The long-running designated player argument also comes into play with SKC. Last season Jeferson was a bust, while Omar Bravo had some moments. This is a fairly typical MLS scenario. SKC management hasn't ruled out signing a DP this season, but so far they are doing fine without one.

It's hard to top perfection. It's even harder to keep it going. Just ask Manchester City.

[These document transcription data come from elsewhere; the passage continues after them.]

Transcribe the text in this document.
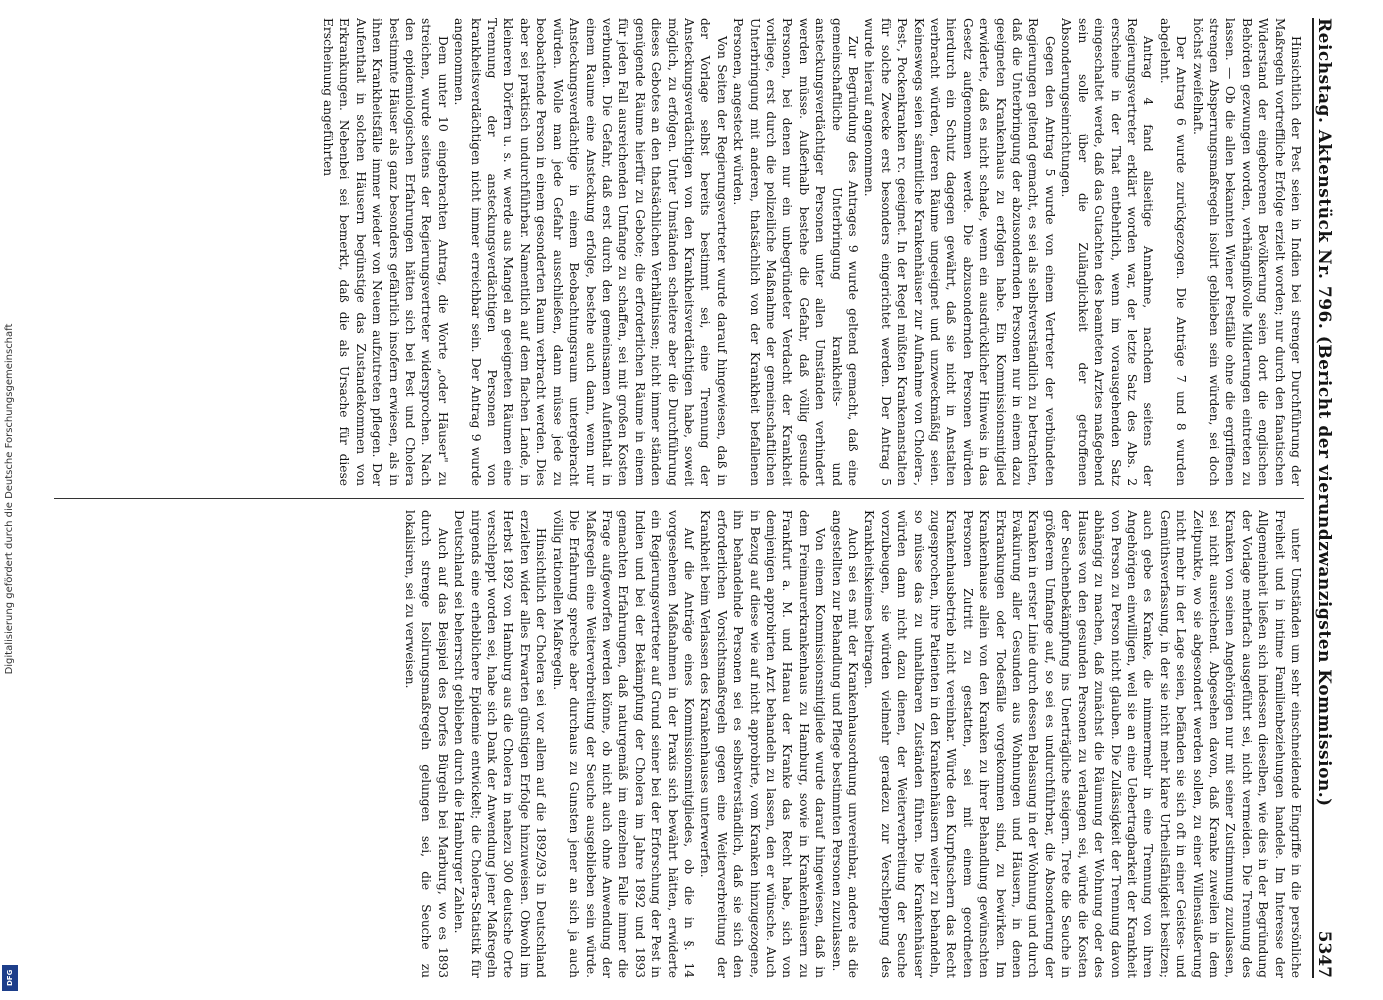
Digitalisierung gefördert durch die Deutsche Forschungsgemeinschaft
DFG
Reichstag. Aktenstück Nr. 796. (Bericht der vierundzwanzigsten Kommission.)
5347

Hinsichtlich der Pest seien in Indien bei strenger Durchführung der Maßregeln vortreffliche Erfolge erzielt worden; nur durch den fanatischen Widerstand der eingeborenen Bevölkerung seien dort die englischen Behörden gezwungen worden, verhängnißvolle Milderungen eintreten zu lassen. — Ob die allen bekannten Wiener Pestfälle ohne die ergriffenen strengen Absperrungsmaßregeln isolirt geblieben sein würden, sei doch höchst zweifelhaft.

Der Antrag 6 wurde zurückgezogen. Die Anträge 7 und 8 wurden abgelehnt.

Antrag 4 fand allseitige Annahme, nachdem seitens der Regierungsvertreter erklärt worden war, der letzte Satz des Abs. 2 erscheine in der That entbehrlich, wenn im vorausgehenden Satz eingeschaltet werde, daß das Gutachten des beamteten Arztes maßgebend sein solle über die Zulänglichkeit der getroffenen Absonderungseinrichtungen.

Gegen den Antrag 5 wurde von einem Vertreter der verbündeten Regierungen geltend gemacht, es sei als selbstverständlich zu betrachten, daß die Unterbringung der abzusondernden Personen nur in einem dazu geeigneten Krankenhaus zu erfolgen habe. Ein Kommissionsmitglied erwiderte, daß es nicht schade, wenn ein ausdrücklicher Hinweis in das Gesetz aufgenommen werde. Die abzusondernden Personen würden hierdurch ein Schutz dagegen gewährt, daß sie nicht in Anstalten verbracht würden, deren Räume ungeeignet und unzweckmäßig seien. Keineswegs seien sämmtliche Krankenhäuser zur Aufnahme von Cholera-, Pest-, Pockenkranken rc. geeignet. In der Regel müßten Krankenanstalten für solche Zwecke erst besonders eingerichtet werden. Der Antrag 5 wurde hierauf angenommen.

Zur Begründung des Antrages 9 wurde geltend gemacht, daß eine gemeinschaftliche Unterbringung krankheits- und ansteckungsverdächtiger Personen unter allen Umständen verhindert werden müsse. Außerhalb bestehe die Gefahr, daß völlig gesunde Personen, bei denen nur ein unbegründeter Verdacht der Krankheit vorliege, erst durch die polizeiliche Maßnahme der gemeinschaftlichen Unterbringung mit anderen, thatsächlich von der Krankheit befallenen Personen, angesteckt würden.

Von Seiten der Regierungsvertreter wurde darauf hingewiesen, daß in der Vorlage selbst bereits bestimmt sei, eine Trennung der Ansteckungsverdächtigen von den Krankheitsverdächtigen habe, soweit möglich, zu erfolgen. Unter Umständen scheitere aber die Durchführung dieses Gebotes an den thatsächlichen Verhältnissen; nicht immer ständen genügende Räume hierfür zu Gebote; die erforderlichen Räume in einem für jeden Fall ausreichenden Umfange zu schaffen, sei mit großen Kosten verbunden. Die Gefahr, daß erst durch den gemeinsamen Aufenthalt in einem Raume eine Ansteckung erfolge, bestehe auch dann, wenn nur Ansteckungsverdächtige in einem Beobachtungsraum untergebracht würden. Wolle man jede Gefahr ausschließen, dann müsse jede zu beobachtende Person in einem gesonderten Raum verbracht werden. Dies aber sei praktisch undurchführbar. Namentlich auf dem flachen Lande, in kleineren Dörfern u. s. w. werde aus Mangel an geeigneten Räumen eine Trennung der ansteckungsverdächtigen Personen von krankheitsverdächtigen nicht immer erreichbar sein. Der Antrag 9 wurde angenommen.

Dem unter 10 eingebrachten Antrag, die Worte „oder Häuser" zu streichen, wurde seitens der Regierungsvertreter widersprochen. Nach den epidemiologischen Erfahrungen hätten sich bei Pest und Cholera bestimmte Häuser als ganz besonders gefährlich insofern erwiesen, als in ihnen Krankheitsfälle immer wieder von Neuem aufzutreten pflegen. Der Aufenthalt in solchen Häusern begünstige das Zustandekommen von Erkrankungen. Nebenbei sei bemerkt, daß die als Ursache für diese Erscheinung angeführten

unter Umständen um sehr einschneidende Eingriffe in die persönliche Freiheit und in intime Familienbeziehungen handele. Im Interesse der Allgemeinheit ließen sich indessen dieselben, wie dies in der Begründung der Vorlage mehrfach ausgeführt sei, nicht vermeiden. Die Trennung des Kranken von seinen Angehörigen nur mit seiner Zustimmung zuzulassen, sei nicht ausreichend. Abgesehen davon, daß Kranke zuweilen in dem Zeitpunkte, wo sie abgesondert werden sollen, zu einer Willensäußerung nicht mehr in der Lage seien, befänden sie sich oft in einer Geistes- und Gemüthsverfassung, in der sie nicht mehr klare Urtheilsfähigkeit besitzen; auch gebe es Kranke, die nimmermehr in eine Trennung von ihren Angehörigen einwilligen, weil sie an eine Uebertragbarkeit der Krankheit von Person zu Person nicht glauben. Die Zulässigkeit der Trennung davon abhängig zu machen, daß zunächst die Räumung der Wohnung oder des Hauses von den gesunden Personen zu verlangen sei, würde die Kosten der Seuchenbekämpfung ins Unerträgliche steigern. Trete die Seuche in größerem Umfange auf, so sei es undurchführbar, die Absonderung der Kranken in erster Linie durch dessen Belassung in der Wohnung und durch Evakuirung aller Gesunden aus Wohnungen und Häusern, in denen Erkrankungen oder Todesfälle vorgekommen sind, zu bewirken. Im Krankenhause allein von den Kranken zu ihrer Behandlung gewünschten Personen Zutritt zu gestatten, sei mit einem geordneten Krankenhausbetrieb nicht vereinbar. Würde den Kurpfuschern das Recht zugesprochen, ihre Patienten in den Krankenhäusern weiter zu behandeln, so müsse das zu unhaltbaren Zuständen führen. Die Krankenhäuser würden dann nicht dazu dienen, der Weiterverbreitung der Seuche vorzubeugen, sie würden vielmehr geradezu zur Verschleppung des Krankheitskeimes beitragen.

Auch sei es mit der Krankenhausordnung unvereinbar, andere als die angestellten zur Behandlung und Pflege bestimmten Personen zuzulassen.

Von einem Kommissionsmitgliede wurde darauf hingewiesen, daß in dem Freimaurerkrankenhaus zu Hamburg, sowie in Krankenhäusern zu Frankfurt a. M. und Hanau der Kranke das Recht habe, sich von demjenigen approbirten Arzt behandeln zu lassen, den er wünsche. Auch in Bezug auf diese wie auf nicht approbirte, vom Kranken hinzugezogene, ihn behandelnde Personen sei es selbstverständlich, daß sie sich den erforderlichen Vorsichtsmaßregeln gegen eine Weiterverbreitung der Krankheit beim Verlassen des Krankenhauses unterwerfen.

Auf die Anträge eines Kommissionsmitgliedes, ob die in §. 14 vorgesehenen Maßnahmen in der Praxis sich bewährt hätten, erwiderte ein Regierungsvertreter auf Grund seiner bei der Erforschung der Pest in Indien und bei der Bekämpfung der Cholera im Jahre 1892 und 1893 gemachten Erfahrungen, daß naturgemäß im einzelnen Falle immer die Frage aufgeworfen werden könne, ob nicht auch ohne Anwendung der Maßregeln eine Weiterverbreitung der Seuche ausgeblieben sein würde. Die Erfahrung spreche aber durchaus zu Gunsten jener an sich ja auch völlig rationellen Maßregeln.

Hinsichtlich der Cholera sei vor allem auf die 1892/93 in Deutschland erzielten wider alles Erwarten günstigen Erfolge hinzuweisen. Obwohl im Herbst 1892 von Hamburg aus die Cholera in nahezu 300 deutsche Orte verschleppt worden sei, habe sich Dank der Anwendung jener Maßregeln nirgends eine erheblichere Epidemie entwickelt; die Cholera-Statistik für Deutschland sei beherrscht geblieben durch die Hamburger Zahlen.

Auch auf das Beispiel des Dorfes Bürgeln bei Marburg, wo es 1893 durch strenge Isolirungsmaßregeln gelungen sei, die Seuche zu lokalisiren, sei zu verweisen.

For the next few weeks, at least, many American eyes will be cast across the pond at such things as City's late bid to derail archrival United atop the EPL, or the Barcelona-Real Madrid duel in Spain and possibly the Champions League, maybe even Sporting Lisbon's Europa League tilt.

In many ways, that's the biggest obstacle to MLS growth: the massive competition from the big shows overseas for everything from media ink, to replica jersey dollars, to TV viewing time and, of course, to star power on the field. But dismissing MLS isn't such a popular media parlor game anymore. That's because the league's long-term plan keeps working. Sporting Kansas City is just the latest franchise model of taking advantage of the sporting chance given to American soccer by Major League Soccer.